We usually think of at 6pS/mm, but in any case that’s not much of a factor. At the scales in a microprocessor, time of flight is an issue only for a small percentage of the wires. What dominates is the time it takes to make a transition. In other words. Each wire has an effective capacitance, and you put a ramp on one side and need to see the ramp on the other. The time delay between the ramps is the time of flight. But even at the input, the ramp is not instantaneous. The transitor drain wants to charge the capacitor but can’t do so instantaneously. We usually worry about the time it takes to get from 20 percent of Vdd to 80 percent.
Smaller geometries can actually HURT this, because we decrease the space between the wires without making a proportional decrease in the height of the wires. Capacitance is proportional to the cross sectional area between the wires (which decreases when we shrink the height of the wires) divided by the distance between the wires. By shrinking the length of the wires we also decrease the capacitance because that decreases the cross sectional area. (I am ignoring resistance to make this simple). The net effect is that interconnect capacitance scales worse than the transistor size in the real world. Because of this we can’t scale transistor width at the same rate we are scaling transistor length. You need more width to length to increase the drive strength. But since there is a transistor at the far end of your wire, this adds more capacitance (a transistor source looks like a mos capacitor). Which means you need to beef up the driver a tad more. And the cycle repeats until you find the ideal transistor size.

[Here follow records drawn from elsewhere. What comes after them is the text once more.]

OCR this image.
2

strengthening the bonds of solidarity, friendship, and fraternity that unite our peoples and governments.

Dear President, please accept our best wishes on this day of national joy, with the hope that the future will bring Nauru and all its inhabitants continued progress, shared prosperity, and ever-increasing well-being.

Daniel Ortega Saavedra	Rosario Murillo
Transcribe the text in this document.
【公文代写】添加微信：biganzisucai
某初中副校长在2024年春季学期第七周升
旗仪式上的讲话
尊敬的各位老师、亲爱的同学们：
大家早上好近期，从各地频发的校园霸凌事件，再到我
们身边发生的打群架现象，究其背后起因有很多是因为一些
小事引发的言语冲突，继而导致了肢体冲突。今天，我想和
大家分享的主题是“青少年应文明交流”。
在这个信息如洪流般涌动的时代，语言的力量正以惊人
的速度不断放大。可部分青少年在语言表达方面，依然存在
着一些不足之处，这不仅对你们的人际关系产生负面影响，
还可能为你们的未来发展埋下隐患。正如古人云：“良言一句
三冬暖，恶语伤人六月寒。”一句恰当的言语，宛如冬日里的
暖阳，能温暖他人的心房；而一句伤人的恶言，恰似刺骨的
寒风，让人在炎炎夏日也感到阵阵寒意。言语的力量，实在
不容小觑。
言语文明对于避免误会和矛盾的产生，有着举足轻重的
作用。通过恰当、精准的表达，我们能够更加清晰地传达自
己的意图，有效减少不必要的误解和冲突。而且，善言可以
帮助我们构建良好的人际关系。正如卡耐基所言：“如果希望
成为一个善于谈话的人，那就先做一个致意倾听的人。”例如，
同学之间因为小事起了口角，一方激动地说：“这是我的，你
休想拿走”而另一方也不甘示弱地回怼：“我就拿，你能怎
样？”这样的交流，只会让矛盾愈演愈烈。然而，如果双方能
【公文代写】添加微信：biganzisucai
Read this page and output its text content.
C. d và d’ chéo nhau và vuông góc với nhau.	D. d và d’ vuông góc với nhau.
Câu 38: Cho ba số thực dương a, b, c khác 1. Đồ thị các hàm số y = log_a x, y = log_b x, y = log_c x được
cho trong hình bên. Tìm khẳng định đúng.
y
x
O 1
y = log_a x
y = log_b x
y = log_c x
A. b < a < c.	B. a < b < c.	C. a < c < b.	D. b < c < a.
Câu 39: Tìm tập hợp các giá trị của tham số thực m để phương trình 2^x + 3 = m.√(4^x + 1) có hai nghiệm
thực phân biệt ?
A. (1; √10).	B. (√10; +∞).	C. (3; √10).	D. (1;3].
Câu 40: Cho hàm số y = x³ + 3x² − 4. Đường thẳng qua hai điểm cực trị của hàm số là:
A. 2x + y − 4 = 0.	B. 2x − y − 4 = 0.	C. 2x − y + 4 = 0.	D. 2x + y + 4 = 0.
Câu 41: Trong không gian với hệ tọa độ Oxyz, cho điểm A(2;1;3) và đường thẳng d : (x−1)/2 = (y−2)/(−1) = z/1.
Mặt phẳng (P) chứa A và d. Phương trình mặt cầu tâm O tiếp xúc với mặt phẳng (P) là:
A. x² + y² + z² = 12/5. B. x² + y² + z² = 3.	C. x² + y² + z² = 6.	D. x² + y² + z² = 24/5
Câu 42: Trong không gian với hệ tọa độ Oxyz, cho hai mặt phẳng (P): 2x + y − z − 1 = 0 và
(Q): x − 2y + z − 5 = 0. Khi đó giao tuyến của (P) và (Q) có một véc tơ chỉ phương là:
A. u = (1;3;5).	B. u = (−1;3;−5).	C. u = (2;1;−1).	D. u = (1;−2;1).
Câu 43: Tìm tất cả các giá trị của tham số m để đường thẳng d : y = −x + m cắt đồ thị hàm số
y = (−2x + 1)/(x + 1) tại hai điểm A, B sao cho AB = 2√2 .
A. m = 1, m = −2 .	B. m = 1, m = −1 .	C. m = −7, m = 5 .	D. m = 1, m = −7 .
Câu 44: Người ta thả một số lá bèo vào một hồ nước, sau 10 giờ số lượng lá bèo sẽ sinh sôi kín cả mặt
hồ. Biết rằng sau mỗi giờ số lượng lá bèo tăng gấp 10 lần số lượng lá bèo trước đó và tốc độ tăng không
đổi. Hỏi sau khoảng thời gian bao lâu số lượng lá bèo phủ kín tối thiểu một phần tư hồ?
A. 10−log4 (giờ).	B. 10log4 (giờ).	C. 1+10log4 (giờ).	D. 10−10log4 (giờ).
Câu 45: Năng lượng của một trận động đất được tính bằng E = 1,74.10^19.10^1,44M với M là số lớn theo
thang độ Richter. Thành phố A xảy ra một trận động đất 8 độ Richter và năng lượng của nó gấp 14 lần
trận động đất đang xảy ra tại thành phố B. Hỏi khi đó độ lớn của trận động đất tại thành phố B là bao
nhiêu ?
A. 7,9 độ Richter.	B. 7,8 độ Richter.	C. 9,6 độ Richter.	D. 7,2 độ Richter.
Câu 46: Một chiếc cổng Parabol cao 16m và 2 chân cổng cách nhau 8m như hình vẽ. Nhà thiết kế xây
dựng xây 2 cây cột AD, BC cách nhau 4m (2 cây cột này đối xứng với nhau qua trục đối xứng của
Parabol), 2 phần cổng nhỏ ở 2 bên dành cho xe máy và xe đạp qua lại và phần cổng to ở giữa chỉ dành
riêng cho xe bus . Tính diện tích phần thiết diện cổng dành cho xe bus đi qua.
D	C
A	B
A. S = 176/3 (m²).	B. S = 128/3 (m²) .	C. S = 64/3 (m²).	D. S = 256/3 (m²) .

If you make your wires very thin, you increase resistance, which has the effect of allowing the ramp to increase faster at the source end, but then you get time of flight being more of a problem. You also increase the risk of parasitic cross coupling, which is incredibly hard to model and predict (and makes it very hard to bin parts). One way to deal with that is to use special wiring schemes like differential wiring, one 1 of N wiring. The latter was intrinsity’s specialty, which may mean Apple is doing it, but it has its own trade offs.
In any event, this is why transistor sizes do not actually shrink anywhere near as fast as the fab node sizes. There are probably zero transistors in a 7nm design that have channels that are 7nm wide and 7nm long. Also probably very few wires that are actually 7nm wide or 7nm spaced.